Resource management and association control in heterogeneous wireless network environments

Abstract

As advanced mobile communication systems such as mobile WiMAX (Worldwide Interoperability for Microwave Access) and LTE (Long Term Evolution) have been deployed recently, multiple wireless networks begin to coexist and complement each other in various forms. Such environments are called heterogeneous wireless network or HetNet in short. Even though the concept of HetNet is not new since WLANs (Wireless Local Are Networks) have been widely used in hot-spot areas complementing 2G/3G cellular systems with their higher capacity, HetNet begins to attract both researchers' and practitioners' attention recently mainly due to two reasons. First, the advances in circuits, electronics, and micro-electronics have made it possible to access more than one network simultaneously at hardware level, which was not common for mobile devices to support in the past. Second, cellular systems now offer comparable performance to those of WLANs thanks to a number of advanced technologies, such as MIMO (Multiple Input Multiple Output) and OFDM (Orthogonal Frequency Division Multiplexing), and smaller cell sizes, e.g., femtocells.

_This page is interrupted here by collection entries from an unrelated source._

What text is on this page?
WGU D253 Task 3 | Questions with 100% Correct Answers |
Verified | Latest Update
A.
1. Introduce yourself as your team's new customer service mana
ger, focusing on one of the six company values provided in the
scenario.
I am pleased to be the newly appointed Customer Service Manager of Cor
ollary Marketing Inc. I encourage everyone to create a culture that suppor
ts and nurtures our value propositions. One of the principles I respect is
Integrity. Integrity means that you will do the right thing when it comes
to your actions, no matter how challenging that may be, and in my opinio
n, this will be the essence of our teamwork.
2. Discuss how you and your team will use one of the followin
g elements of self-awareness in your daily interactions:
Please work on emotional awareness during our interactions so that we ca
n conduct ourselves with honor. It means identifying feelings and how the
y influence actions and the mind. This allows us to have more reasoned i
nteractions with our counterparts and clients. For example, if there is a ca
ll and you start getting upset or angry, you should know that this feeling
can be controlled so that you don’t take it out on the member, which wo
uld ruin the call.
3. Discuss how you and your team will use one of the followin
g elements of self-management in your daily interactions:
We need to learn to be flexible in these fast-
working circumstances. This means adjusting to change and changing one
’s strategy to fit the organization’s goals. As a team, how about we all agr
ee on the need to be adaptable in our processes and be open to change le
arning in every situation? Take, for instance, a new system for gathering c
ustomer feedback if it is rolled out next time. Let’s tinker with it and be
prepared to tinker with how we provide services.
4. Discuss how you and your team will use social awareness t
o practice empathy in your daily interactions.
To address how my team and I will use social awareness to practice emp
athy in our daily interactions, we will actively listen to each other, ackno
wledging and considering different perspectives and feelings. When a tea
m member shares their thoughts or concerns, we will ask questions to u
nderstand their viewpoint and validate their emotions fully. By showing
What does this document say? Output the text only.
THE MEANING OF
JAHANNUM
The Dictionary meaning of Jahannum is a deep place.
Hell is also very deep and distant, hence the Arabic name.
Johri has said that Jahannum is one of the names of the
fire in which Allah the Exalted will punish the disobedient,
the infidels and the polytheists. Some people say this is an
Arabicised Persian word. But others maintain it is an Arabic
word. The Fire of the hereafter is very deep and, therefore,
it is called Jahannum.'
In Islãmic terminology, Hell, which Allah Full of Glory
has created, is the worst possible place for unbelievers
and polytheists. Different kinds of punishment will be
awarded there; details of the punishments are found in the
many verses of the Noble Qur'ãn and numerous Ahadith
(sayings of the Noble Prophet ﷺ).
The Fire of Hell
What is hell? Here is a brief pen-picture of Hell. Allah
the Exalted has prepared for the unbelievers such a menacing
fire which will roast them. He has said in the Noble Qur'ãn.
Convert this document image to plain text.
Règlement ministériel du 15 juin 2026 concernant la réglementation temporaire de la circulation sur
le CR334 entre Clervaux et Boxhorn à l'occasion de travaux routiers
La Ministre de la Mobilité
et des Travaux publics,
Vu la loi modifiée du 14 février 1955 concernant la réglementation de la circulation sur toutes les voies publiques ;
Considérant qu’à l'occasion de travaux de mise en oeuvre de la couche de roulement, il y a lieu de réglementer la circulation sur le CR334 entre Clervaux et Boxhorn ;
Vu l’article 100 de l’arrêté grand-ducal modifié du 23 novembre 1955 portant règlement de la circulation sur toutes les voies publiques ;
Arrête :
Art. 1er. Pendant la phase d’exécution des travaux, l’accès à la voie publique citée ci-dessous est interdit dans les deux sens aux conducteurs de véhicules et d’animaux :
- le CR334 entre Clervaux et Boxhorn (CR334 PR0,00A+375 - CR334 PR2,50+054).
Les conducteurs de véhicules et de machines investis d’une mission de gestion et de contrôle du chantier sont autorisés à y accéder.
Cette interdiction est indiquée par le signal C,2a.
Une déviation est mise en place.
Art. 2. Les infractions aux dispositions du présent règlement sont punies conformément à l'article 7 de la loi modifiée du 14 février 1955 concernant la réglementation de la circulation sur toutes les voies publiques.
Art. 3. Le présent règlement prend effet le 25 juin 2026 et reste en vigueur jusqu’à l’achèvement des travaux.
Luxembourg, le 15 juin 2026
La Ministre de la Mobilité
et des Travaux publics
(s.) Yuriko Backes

In this dissertation, we deal with three different problems that can arise in HetNet. First, we deal with a cost minimization problem for a multi-homed mobile terminal that downloads and plays a Video-on-Demand (VoD) stream. The cost consists of the user's dissatisfaction due to playback disruptions and communication cost for downloading the VoD stream. There are three components in our approach: parameter estimation, threshold adjustment, and threshold compensation. Since we do not assume any a priori knowledge about underlying random variables, necessary parameter values are estimated online. Using the resultant estimates, we formulate the problem as a Markov Decision Process (MDP) problem considering as if the random variables are exponentially distributed. To solve the MDP problem efficiently, we propose a threshold adjustment algorithm that exploits some structural properties of any optimal solution that are specific to our problem. Finally, to handle the cases where the random variables are not exponentially distributed, we propose a threshold compensation algorithm to compensate for the modeling error. Through extensive simulations, we compare the performance of our scheme with those of static threshold schemes.

Next, we deal with a Mobile Collaborative Community (MCC) which is a group of people volunteering their resources to assist peer members in communication. We present a framework to utilize the wireless spectrum, the most scarce resource of a Mobile Network Operator (MNO), and the energy budget of mobile users in an MCC as efficiently as possible. Then we formulate the problem as the static and stochastic optimization. Additionally, we propose a fast heuristic algorithm to find the near optimal solution to the complicated optimization problem. Through extensive simulations, we evaluate how much the proposed scheme is of benefit to the MNO and users in MCC. The performance of our heuristic algorithm and the impacts of various parameters on the performance are also investigated.

Lastly, we study a Point of Attachment (PoA) selection problem which is an extended version of the cell-site selection problem to HetNet. Load balancing through cell-site selection in wireless networks has gained much attention as an efficient way to utilize scarce wireless resources. The goal of this study is to formulate a problem that aims to maximize the network-wide utility in HetNet with heterogeneous user device capabilities. We prove the problem is NP-Hard and propose a heuristic algorithm which is an extension of the existing local search algorithm. We evaluate the performance of our proposed algorithm against two received signal strength based approaches.